Tell el-Far´ah (Süd)
Ägyptisch-levantinische Beziehungen im späten 2. Jahrtausend v.Chr.
1. Edition 2011
Vandenhoeck & Ruprecht
Orbis Biblicus et Orientalis -
Tell el-Far’ah (South) is among the sites in southern Palestine where W.M.F. Petrie searched for Egyptian material culture in order to further our understanding of the diverse relations between Egypt and Palestine. Besides a number of graves bearing Egyptian treasures he also discovered an entire house he claimed was the residence of an Egyptian governor. Pivotal in this interpretation were engraved ivory panels found in this building which once adorned a wooden object of some sort. However, Petri presented his conclusions in only a few sentences, without dwelling on comparisons or detailed explanations. Other scientists who shared or defended his interpretations have rarely dealt directly with the findings themselves. Erika Fischer offers the first detailed analysis of the ivory panels as well as the residence.

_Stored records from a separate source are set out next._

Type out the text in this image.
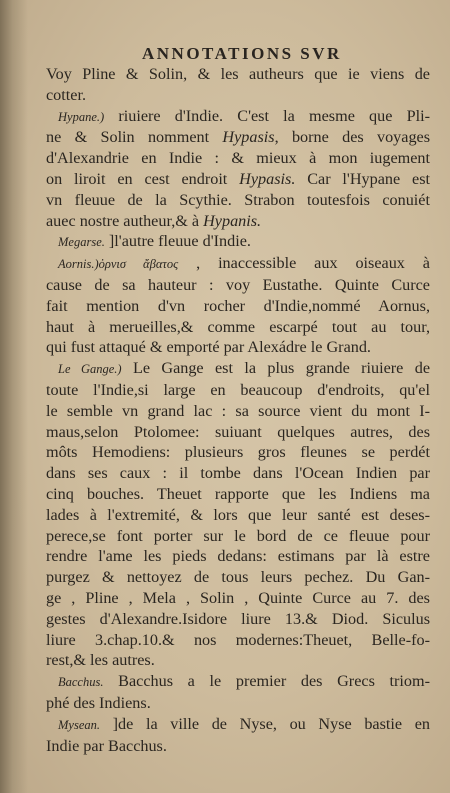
ANNOTATIONS SVR
Voy Pline & Solin, & les autheurs que ie viens de
cotter.
Hypane.) riuiere d'Indie. C'est la mesme que Pli-
ne & Solin nomment Hypasis, borne des voyages
d'Alexandrie en Indie : & mieux à mon iugement
on liroit en cest endroit Hypasis. Car l'Hypane est
vn fleuue de la Scythie. Strabon toutesfois conuiét
auec nostre autheur,& à Hypanis.
Megarse. ]l'autre fleuue d'Indie.
Aornis.)ὀρνισ ἄβατος , inaccessible aux oiseaux à
cause de sa hauteur : voy Eustathe. Quinte Curce
fait mention d'vn rocher d'Indie,nommé Aornus,
haut à merueilles,& comme escarpé tout au tour,
qui fust attaqué & emporté par Alexádre le Grand.
Le Gange.) Le Gange est la plus grande riuiere de
toute l'Indie,si large en beaucoup d'endroits, qu'el
le semble vn grand lac : sa source vient du mont I-
maus,selon Ptolomee: suiuant quelques autres, des
môts Hemodiens: plusieurs gros fleunes se perdét
dans ses caux : il tombe dans l'Ocean Indien par
cinq bouches. Theuet rapporte que les Indiens ma
lades à l'extremité, & lors que leur santé est deses-
perece,se font porter sur le bord de ce fleuue pour
rendre l'ame les pieds dedans: estimans par là estre
purgez & nettoyez de tous leurs pechez. Du Gan-
ge , Pline , Mela , Solin , Quinte Curce au 7. des
gestes d'Alexandre.Isidore liure 13.& Diod. Siculus
liure 3.chap.10.& nos modernes:Theuet, Belle-fo-
rest,& les autres.
Bacchus. Bacchus a le premier des Grecs triom-
phé des Indiens.
Mysean. ]de la ville de Nyse, ou Nyse bastie en
Indie par Bacchus.
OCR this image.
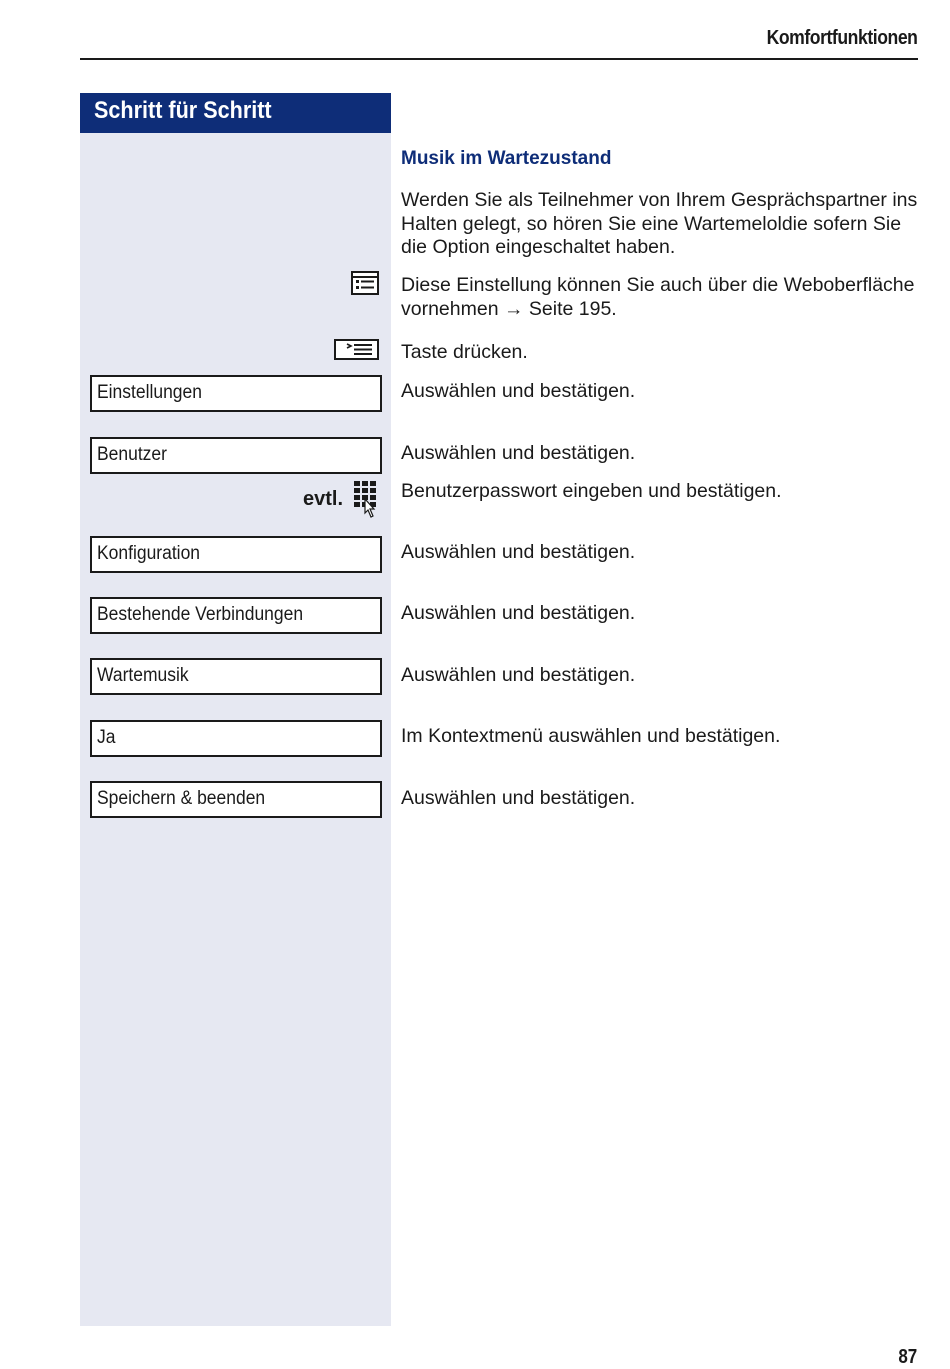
Komfortfunktionen
Schritt für Schritt
Musik im Wartezustand
Werden Sie als Teilnehmer von Ihrem Gesprächspartner ins Halten gelegt, so hören Sie eine Wartemeloldie sofern Sie die Option eingeschaltet haben.
Diese Einstellung können Sie auch über die Weboberfläche vornehmen → Seite 195.
Taste drücken.
Einstellungen	Auswählen und bestätigen.
Benutzer	Auswählen und bestätigen.
evtl.	Benutzerpasswort eingeben und bestätigen.
Konfiguration	Auswählen und bestätigen.
Bestehende Verbindungen	Auswählen und bestätigen.
Wartemusik	Auswählen und bestätigen.
Ja	Im Kontextmenü auswählen und bestätigen.
Speichern & beenden	Auswählen und bestätigen.
87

The stratigraphy and architectural history of the building remain controversial. In order to properly judge the house in its cultural and historical setting of the Late Bronze Age Levant, the author critically discusses the so-called Governer´s Residences and shows how contradictory previous classifications and interpretations of such buildings have been. A detailed iconographic study forms the basis for dating and classifying the engravings and their main subject. Finally, the author demonstrates the relationship between the contractor, the panels and the house in which they were found.